With weavers: Lili Naming, Siat Yanau and Shahrizan Bin Juin
In this ‘karaoke mat’, Yee I-Lann compiles lyrics from iconic and beloved songs in the language of the Dusun people of the Malaysian state of Sabah in Northern Borneo. Produced in collaboration with Kadazan-Dusun women from around Keningau, in the state’s mountainous interior, it reflects the starkness of Dusun tikar, or woven mat designs.
Tikar are conventionally created for drying food, providing comfortable sleeping space and wrapping the bodies of the deceased. They also bear great commemorative and sentimental value. For Yee, the mats denote spaces of communal significance, preserving customary rhythms and behavioural grammar, while performing an architectural role in daily life, demarcating and democratising space.
As a means of connecting customary and contemporary expressions, Yee’s tikar are developed so their surfaces correspond to pixels on a computer monitor. The artist composes her designs digitally and transfers them to a tarpaulin that acts as a template. The letters are woven into the mat using strands of bamboo blackened with natural dyes.
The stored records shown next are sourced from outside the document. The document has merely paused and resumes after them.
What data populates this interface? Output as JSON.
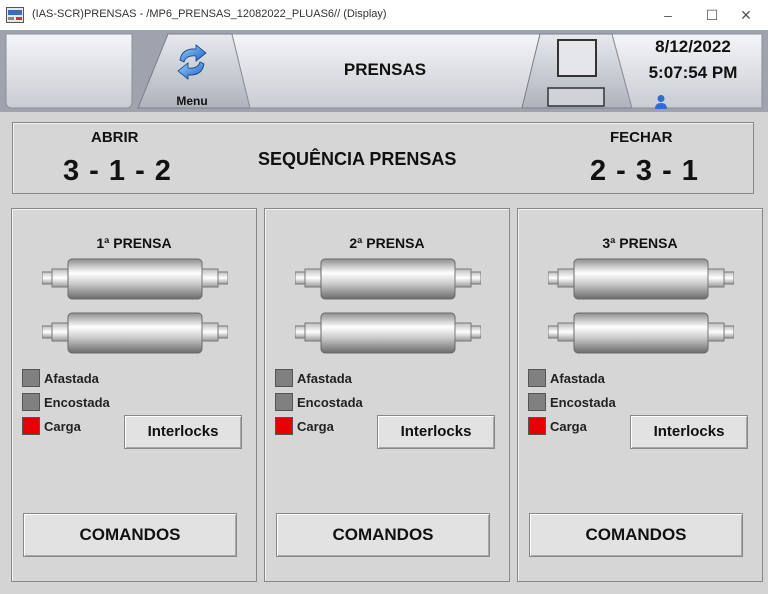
{
  "window": {
    "title": "(IAS-SCR)PRENSAS - /MP6_PRENSAS_12082022_PLUAS6// (Display)",
    "min_symbol": "–",
    "max_symbol": "☐",
    "close_symbol": "✕"
  },
  "header": {
    "menu_label": "Menu",
    "menu_icon": "refresh-arrows-icon",
    "title": "PRENSAS",
    "date": "8/12/2022",
    "time": "5:07:54 PM",
    "user_icon": "user-icon"
  },
  "sequence": {
    "title": "SEQUÊNCIA PRENSAS",
    "open_label": "ABRIR",
    "open_value": "3 - 1 - 2",
    "close_label": "FECHAR",
    "close_value": "2 - 3 - 1"
  },
  "presses": [
    {
      "title": "1ª PRENSA",
      "status": [
        {
          "label": "Afastada",
          "color": "#808080"
        },
        {
          "label": "Encostada",
          "color": "#808080"
        },
        {
          "label": "Carga",
          "color": "#e60000"
        }
      ],
      "interlocks_label": "Interlocks",
      "commands_label": "COMANDOS"
    },
    {
      "title": "2ª PRENSA",
      "status": [
        {
          "label": "Afastada",
          "color": "#808080"
        },
        {
          "label": "Encostada",
          "color": "#808080"
        },
        {
          "label": "Carga",
          "color": "#e60000"
        }
      ],
      "interlocks_label": "Interlocks",
      "commands_label": "COMANDOS"
    },
    {
      "title": "3ª PRENSA",
      "status": [
        {
          "label": "Afastada",
          "color": "#808080"
        },
        {
          "label": "Encostada",
          "color": "#808080"
        },
        {
          "label": "Carga",
          "color": "#e60000"
        }
      ],
      "interlocks_label": "Interlocks",
      "commands_label": "COMANDOS"
    }
  ],
  "colors": {
    "status_off": "#808080",
    "status_alarm": "#e60000",
    "panel_bg": "#d6d6d6",
    "header_bg": "#b8bcc4"
  }
}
This work features fragments from folk songs that are a typical feature of communal socialisation and celebration, and often sung as an act of resistance against assimilation into a homogenous Malaysian identity. For those familiar with them, the words are intended to trigger memories of the songs, creating an internal soundtrack reflective of sounds found across Sabah, where karaoke is widely popular. When suspended, the text can be seen in reverse on the rear of the mat, its ghostly bamboo tone deliberately evoking the precarious status of Dusun language and customs.